И если скажет смерть: Тебе пора
Не надо ныть: Твои часы спешат
Василь возвращался с прогулки, трезвый, как стеклышко и очень злой. Глупый у нас все-таки народ, просто глупейший. Нет бы дружно поддержать ГКЧП, попытаться вернуться в те славные времена, когда он успешно, торговал дефицитными абонементами. Как все душевно было, по-братски, по-честному. Так нет, бунтуют бестолковые людишки, орут, как ненормальные:
— Ельцин, Ельцин. ГКЧПистов под суд!
Медлит и армия, и КГБ, и милиция — вся власть в их руках, вся силища, а они медлят. Это-то куда годится?! А вот он, обычный советский Василь, хотя никуда и не спешит, уже успел принять на грудь пузырь Московской, а еще один припас на вечер. За упокой Ганинской души пригубит и колбаской закушает.
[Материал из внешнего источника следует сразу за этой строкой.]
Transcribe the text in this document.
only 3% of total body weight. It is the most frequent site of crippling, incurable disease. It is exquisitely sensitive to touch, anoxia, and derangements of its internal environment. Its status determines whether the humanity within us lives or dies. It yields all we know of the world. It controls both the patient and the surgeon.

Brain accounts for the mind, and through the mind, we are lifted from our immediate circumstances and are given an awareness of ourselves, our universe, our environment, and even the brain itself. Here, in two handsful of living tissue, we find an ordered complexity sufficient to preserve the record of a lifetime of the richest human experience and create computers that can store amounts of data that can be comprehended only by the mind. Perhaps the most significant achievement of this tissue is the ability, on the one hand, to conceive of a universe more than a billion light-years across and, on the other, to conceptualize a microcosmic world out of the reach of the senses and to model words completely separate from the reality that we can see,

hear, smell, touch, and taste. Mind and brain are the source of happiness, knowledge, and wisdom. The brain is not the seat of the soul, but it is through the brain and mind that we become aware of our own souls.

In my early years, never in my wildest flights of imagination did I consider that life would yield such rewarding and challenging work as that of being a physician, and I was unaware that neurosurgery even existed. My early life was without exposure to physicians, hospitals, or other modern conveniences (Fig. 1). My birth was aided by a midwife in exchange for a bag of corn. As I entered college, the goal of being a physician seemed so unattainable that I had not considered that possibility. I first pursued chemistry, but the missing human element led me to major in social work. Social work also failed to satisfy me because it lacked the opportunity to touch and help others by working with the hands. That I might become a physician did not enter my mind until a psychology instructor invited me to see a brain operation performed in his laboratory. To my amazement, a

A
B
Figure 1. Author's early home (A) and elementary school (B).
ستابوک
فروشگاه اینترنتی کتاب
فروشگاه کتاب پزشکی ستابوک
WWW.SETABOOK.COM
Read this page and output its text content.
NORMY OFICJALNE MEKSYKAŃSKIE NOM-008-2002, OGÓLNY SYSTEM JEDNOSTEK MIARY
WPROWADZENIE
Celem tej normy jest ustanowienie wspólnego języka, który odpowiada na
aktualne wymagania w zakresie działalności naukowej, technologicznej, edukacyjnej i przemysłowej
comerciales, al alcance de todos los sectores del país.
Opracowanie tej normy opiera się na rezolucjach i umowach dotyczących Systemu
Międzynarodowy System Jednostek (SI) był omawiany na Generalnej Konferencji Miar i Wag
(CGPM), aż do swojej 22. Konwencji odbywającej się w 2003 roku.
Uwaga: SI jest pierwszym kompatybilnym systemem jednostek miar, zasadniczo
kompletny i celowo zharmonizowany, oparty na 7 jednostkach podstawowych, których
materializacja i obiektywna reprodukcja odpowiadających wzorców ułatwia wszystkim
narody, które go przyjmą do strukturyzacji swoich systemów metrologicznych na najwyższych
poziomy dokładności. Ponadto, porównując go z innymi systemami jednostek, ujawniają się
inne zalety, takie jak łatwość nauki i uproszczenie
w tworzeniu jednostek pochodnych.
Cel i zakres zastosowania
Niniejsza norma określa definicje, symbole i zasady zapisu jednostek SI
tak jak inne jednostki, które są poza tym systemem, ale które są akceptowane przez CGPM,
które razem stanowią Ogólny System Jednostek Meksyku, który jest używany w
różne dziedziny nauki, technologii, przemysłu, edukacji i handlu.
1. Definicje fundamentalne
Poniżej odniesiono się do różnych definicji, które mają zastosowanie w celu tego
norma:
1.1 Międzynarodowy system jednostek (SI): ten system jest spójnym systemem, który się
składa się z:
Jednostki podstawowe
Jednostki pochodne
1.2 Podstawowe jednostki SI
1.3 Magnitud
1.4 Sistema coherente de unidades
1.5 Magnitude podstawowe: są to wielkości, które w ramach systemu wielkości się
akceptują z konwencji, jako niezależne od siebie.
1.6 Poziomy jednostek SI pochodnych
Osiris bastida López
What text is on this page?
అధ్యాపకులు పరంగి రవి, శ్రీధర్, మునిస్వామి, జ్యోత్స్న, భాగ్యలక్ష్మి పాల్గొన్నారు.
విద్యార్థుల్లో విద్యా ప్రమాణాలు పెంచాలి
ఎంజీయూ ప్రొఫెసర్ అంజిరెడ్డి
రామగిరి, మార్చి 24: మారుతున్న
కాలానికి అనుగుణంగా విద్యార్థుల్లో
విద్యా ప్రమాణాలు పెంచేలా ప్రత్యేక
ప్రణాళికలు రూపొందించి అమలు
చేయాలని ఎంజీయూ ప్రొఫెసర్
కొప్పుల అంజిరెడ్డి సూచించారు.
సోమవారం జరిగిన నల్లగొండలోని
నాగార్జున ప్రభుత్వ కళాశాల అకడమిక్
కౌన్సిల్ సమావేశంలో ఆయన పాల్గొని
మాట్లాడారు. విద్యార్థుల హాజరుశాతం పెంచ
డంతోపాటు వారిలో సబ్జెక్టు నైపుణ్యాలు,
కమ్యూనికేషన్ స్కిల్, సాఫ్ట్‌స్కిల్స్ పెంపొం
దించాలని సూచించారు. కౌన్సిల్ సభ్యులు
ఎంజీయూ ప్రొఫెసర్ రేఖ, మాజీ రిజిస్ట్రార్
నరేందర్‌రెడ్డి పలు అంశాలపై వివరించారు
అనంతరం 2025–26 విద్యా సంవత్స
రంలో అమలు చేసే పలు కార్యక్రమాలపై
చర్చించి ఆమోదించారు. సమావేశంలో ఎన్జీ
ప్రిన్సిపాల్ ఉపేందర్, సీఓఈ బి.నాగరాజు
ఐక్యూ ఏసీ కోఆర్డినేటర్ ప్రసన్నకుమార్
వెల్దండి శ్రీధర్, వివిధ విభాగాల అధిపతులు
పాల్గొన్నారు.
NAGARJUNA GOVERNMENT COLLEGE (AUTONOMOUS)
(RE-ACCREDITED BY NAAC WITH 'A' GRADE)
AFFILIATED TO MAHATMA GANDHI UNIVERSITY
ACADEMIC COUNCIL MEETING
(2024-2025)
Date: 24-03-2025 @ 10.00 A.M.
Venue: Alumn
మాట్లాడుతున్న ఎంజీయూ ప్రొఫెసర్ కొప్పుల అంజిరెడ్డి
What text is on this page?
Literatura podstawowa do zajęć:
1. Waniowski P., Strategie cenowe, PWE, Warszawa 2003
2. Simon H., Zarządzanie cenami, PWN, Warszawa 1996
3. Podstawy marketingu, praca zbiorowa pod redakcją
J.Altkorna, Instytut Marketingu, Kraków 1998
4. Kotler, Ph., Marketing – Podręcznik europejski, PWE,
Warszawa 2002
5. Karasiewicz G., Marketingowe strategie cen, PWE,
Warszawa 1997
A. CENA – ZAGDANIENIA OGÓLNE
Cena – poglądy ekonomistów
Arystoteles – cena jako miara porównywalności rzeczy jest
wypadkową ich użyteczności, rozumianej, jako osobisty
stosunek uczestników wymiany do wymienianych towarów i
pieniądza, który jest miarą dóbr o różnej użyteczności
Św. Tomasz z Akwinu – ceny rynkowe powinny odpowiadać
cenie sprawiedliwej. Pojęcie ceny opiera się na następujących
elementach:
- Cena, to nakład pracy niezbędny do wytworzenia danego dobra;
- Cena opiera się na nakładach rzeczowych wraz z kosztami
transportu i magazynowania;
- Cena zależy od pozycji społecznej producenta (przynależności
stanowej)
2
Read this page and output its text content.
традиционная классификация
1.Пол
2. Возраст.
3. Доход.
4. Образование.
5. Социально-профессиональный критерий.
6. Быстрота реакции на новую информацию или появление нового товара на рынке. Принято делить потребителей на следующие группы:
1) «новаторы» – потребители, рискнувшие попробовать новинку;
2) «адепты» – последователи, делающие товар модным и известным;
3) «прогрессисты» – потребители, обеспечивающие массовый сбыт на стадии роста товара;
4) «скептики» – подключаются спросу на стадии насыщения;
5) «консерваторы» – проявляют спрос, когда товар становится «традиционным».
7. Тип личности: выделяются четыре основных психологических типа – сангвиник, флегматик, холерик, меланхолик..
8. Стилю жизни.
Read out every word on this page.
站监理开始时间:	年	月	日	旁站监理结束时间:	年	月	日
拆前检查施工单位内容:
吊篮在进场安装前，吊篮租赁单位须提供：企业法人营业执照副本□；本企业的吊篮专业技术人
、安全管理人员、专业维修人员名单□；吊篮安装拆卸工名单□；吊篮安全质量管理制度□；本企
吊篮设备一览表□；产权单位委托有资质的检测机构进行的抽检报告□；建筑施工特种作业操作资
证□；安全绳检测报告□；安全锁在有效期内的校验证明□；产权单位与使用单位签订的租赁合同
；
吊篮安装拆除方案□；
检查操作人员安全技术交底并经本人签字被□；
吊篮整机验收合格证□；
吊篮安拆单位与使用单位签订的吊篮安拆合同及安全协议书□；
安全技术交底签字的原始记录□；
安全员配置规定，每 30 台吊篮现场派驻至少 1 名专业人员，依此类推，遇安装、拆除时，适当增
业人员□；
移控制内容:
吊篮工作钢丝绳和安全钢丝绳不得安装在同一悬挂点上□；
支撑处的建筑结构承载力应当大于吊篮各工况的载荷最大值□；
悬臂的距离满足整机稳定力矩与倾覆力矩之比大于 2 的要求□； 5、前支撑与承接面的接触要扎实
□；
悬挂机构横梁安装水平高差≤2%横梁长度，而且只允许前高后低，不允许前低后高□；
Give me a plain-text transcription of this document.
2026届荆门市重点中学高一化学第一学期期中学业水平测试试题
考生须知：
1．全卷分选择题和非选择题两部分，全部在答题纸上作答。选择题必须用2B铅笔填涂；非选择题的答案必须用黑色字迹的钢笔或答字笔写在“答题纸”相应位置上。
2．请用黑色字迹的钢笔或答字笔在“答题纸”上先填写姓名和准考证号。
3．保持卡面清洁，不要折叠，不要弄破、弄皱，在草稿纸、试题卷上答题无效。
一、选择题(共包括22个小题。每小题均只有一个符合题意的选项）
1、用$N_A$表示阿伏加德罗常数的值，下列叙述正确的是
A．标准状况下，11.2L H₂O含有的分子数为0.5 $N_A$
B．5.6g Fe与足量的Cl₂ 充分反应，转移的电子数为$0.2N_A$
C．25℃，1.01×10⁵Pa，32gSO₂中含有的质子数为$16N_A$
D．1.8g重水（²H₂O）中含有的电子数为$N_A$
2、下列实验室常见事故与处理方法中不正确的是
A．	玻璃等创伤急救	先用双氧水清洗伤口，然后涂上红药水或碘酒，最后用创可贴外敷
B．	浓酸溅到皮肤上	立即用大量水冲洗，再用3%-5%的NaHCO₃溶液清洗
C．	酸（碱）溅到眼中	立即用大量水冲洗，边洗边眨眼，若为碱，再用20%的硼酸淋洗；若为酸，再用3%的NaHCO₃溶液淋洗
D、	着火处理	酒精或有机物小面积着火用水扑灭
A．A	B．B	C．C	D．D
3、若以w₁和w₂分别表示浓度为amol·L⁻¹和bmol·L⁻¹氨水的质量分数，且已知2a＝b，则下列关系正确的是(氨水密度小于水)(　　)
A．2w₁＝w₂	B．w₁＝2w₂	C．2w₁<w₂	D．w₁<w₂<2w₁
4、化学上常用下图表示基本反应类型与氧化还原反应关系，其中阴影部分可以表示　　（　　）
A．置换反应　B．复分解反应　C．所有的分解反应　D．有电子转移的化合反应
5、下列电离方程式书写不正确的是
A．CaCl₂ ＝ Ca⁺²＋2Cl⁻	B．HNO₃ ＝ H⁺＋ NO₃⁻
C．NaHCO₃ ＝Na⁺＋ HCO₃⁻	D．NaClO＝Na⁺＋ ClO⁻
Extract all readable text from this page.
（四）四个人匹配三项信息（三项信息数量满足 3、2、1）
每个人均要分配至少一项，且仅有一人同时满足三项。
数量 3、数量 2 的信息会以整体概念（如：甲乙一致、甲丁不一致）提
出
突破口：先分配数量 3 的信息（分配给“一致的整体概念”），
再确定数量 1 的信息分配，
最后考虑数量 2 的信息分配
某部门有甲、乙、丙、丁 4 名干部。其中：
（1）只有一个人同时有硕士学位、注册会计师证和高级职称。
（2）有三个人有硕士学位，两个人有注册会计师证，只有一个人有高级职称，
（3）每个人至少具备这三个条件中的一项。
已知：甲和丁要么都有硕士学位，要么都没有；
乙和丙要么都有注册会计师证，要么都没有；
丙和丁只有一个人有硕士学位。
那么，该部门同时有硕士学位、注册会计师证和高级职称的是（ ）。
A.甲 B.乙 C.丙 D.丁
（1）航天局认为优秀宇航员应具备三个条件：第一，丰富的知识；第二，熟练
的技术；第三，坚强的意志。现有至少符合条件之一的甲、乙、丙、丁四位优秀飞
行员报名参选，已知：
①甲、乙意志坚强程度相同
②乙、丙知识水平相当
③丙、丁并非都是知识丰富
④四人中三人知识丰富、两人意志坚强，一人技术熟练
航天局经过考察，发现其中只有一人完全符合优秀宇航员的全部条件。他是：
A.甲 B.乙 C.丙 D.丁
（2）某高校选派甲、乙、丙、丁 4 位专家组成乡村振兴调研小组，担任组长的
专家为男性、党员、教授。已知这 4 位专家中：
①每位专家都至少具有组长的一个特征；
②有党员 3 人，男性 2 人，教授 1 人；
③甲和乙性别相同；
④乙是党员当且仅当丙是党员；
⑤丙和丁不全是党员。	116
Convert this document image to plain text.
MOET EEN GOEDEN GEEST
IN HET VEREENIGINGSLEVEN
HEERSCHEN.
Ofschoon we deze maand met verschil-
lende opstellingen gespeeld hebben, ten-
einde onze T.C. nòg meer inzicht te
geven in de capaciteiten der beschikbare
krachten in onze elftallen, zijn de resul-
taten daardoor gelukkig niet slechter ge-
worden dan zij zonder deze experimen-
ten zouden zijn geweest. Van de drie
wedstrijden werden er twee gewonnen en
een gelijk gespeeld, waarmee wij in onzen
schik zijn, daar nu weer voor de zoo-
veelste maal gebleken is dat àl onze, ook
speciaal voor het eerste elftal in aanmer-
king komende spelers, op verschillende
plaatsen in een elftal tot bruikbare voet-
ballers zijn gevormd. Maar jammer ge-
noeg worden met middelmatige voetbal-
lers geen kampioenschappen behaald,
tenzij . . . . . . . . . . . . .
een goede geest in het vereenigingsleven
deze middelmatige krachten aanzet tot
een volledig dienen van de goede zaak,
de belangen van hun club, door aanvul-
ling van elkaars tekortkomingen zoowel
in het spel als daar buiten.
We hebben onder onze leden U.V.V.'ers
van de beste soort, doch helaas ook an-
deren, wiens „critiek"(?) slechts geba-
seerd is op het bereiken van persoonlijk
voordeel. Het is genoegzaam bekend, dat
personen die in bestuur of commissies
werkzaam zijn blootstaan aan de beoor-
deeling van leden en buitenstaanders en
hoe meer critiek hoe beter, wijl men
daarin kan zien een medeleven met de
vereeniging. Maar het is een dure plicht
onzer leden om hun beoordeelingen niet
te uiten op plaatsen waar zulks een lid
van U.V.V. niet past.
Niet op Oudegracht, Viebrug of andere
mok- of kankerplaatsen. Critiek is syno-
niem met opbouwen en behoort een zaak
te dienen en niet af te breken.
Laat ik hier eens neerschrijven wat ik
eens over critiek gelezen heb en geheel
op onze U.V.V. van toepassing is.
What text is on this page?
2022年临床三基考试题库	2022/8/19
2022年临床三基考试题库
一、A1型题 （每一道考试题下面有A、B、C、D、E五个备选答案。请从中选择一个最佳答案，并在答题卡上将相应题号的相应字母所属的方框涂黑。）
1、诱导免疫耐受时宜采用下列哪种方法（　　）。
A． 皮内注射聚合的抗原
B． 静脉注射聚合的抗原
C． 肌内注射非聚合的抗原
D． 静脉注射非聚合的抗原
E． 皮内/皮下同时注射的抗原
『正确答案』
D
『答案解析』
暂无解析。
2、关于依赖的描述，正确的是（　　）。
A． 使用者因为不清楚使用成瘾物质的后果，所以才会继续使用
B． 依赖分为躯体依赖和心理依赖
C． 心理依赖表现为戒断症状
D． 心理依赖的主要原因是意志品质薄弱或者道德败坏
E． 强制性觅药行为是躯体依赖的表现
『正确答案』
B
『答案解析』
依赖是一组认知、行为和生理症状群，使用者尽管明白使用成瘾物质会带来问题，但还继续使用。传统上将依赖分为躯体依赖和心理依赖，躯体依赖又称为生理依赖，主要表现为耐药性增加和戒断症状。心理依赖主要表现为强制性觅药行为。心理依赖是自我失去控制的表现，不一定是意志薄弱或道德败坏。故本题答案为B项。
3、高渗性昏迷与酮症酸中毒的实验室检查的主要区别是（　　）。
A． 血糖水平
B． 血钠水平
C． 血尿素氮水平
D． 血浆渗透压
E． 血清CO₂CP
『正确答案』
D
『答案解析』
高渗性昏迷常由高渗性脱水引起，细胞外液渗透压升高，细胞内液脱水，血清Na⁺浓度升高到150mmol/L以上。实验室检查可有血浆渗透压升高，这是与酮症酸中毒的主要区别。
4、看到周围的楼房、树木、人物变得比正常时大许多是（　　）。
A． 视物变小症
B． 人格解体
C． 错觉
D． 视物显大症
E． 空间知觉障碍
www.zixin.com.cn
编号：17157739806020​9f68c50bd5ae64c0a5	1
Военная техника, между тем, перебазировалась чуть поодаль, на соседнюю улицу. Там же нервно прохаживался и его вчерашний белобрысый собеседник, недовольно покрикивающий на мелкого чучмека, словно вчера лишь с гор спустившегося:
— Я же сказал по-русски, номер на башне протереть. Татарскому еще не научился. Давай, дуй за водой.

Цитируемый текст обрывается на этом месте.